The transaction, for which financial terms weren’t disclosed, will give it control over Ten’s main network, its two digital terrestrial channels Eleven and One and catch-up TV streaming service Tenplay.
RBC Capital Markets analyst Steven Cahall in a report said the deal made sense, as CBS is already very familiar with Ten’s business. “CBS supplies content to Ten and is its largest unsecured creditor,” he wrote. “CBS also owns a 33 percent stake in Ten’s digital channel, Eleven.”
Explaining the benefits of the acquisition, he wrote: “The deal is expected to boost CBS’ international distribution footprint while also giving it a platform to roll out All Access in Australia.”
Moody’s analyst Neil Begley, in a report about CBS Corp.’s continued development of new revenue streams, highlighted that it has become less dependent on advertising revenue in recent years, but the Ten deal will slightly boost the percentage of revenue it gets from advertising.

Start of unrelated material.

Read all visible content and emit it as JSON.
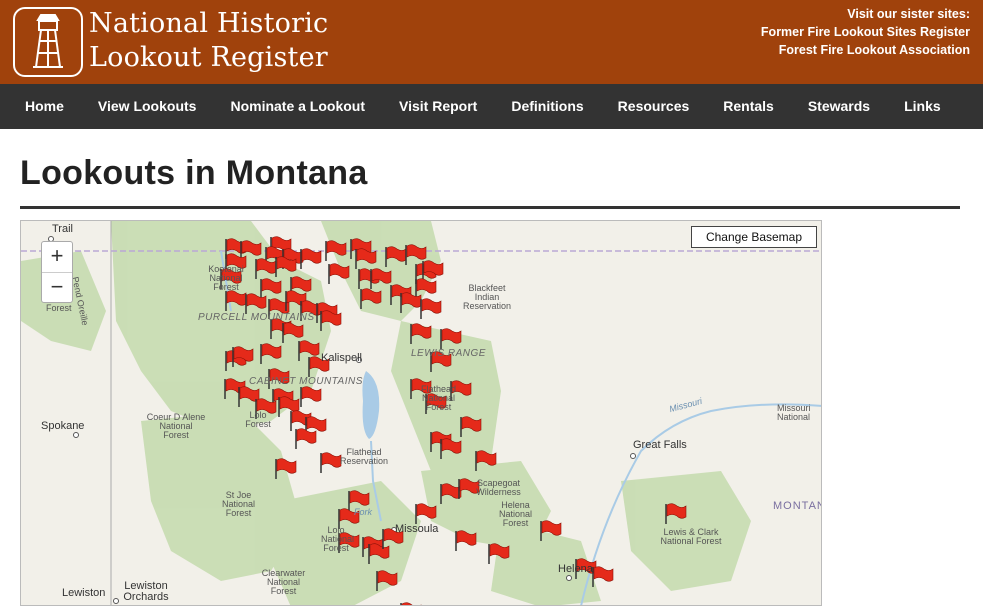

“During the last 17 years, CBS hit its peak exposure in 2006, when 72 percent of its revenues came from advertising. To put that number into perspective, over the 12 months ended June 30, only 44 percent of total revenue came from hyper-cyclical advertising sales, pro forma for the recent proposed acquisition of Network Ten.” Analysts estimated the deal would boost advertising to 45 percent of CBS Corp.’s total revenue.
About the Ten deal, Begley said: “CBS’s addition of Network Ten in Australia is credit positive as it will bolster the company’s international diversity and distribution and is a good use of cash, though it adds back a modest amount of advertising cyclicality to its mix.”
FBR & Co. analyst Barton Crockett wrote that “CBS surprised us this weekend by announcing a deal to buy one of Australia’s three main broadcast networks in a transaction that represents CBS’ first meaningful international acquisition that we can recall.” He concluded: “Our checks suggest a deal that is modest in size but interesting.”
He said that checks with finance and industry sources suggest an Australian report that CBS is buying Ten by repaying $123 million of debt “is about right.”
Ten’s loss before interest, taxes, depreciation and amortization (EBITDA) for the last 12 months amounted to about $11 million on revenue of $516 million, the analyst said. “CBS believes EBITDA can be improved to an attractive acquisition multiple by more efficient spending on programming,” Crockett argued. “We give CBS the benefit of the doubt on this given its skill at programming in the U.S. and the fact that this is an English-speaking market where CBS already sells a lot of its content.”
How big an opportunity is CBS’ planned launch of CBS All Access in Australia? “Ten could be a big help for CBS All Access in Australia as a source of local promotion for All Access, local content and ad sales staff,” Crockett said. “But Australia, with a population of 24 million, is a fraction of the market opportunity in the U.S., which has a population of 323 million.”
Concluded the analyst: “So, if CBS All Access in the U.S. can top 4 million subs by 2020 (CBS’ readily attainable goal), then Australia probably has an opportunity that is maybe 5 percent of that, or about 200,000 subs, or $20 million or so in annualized revenues.”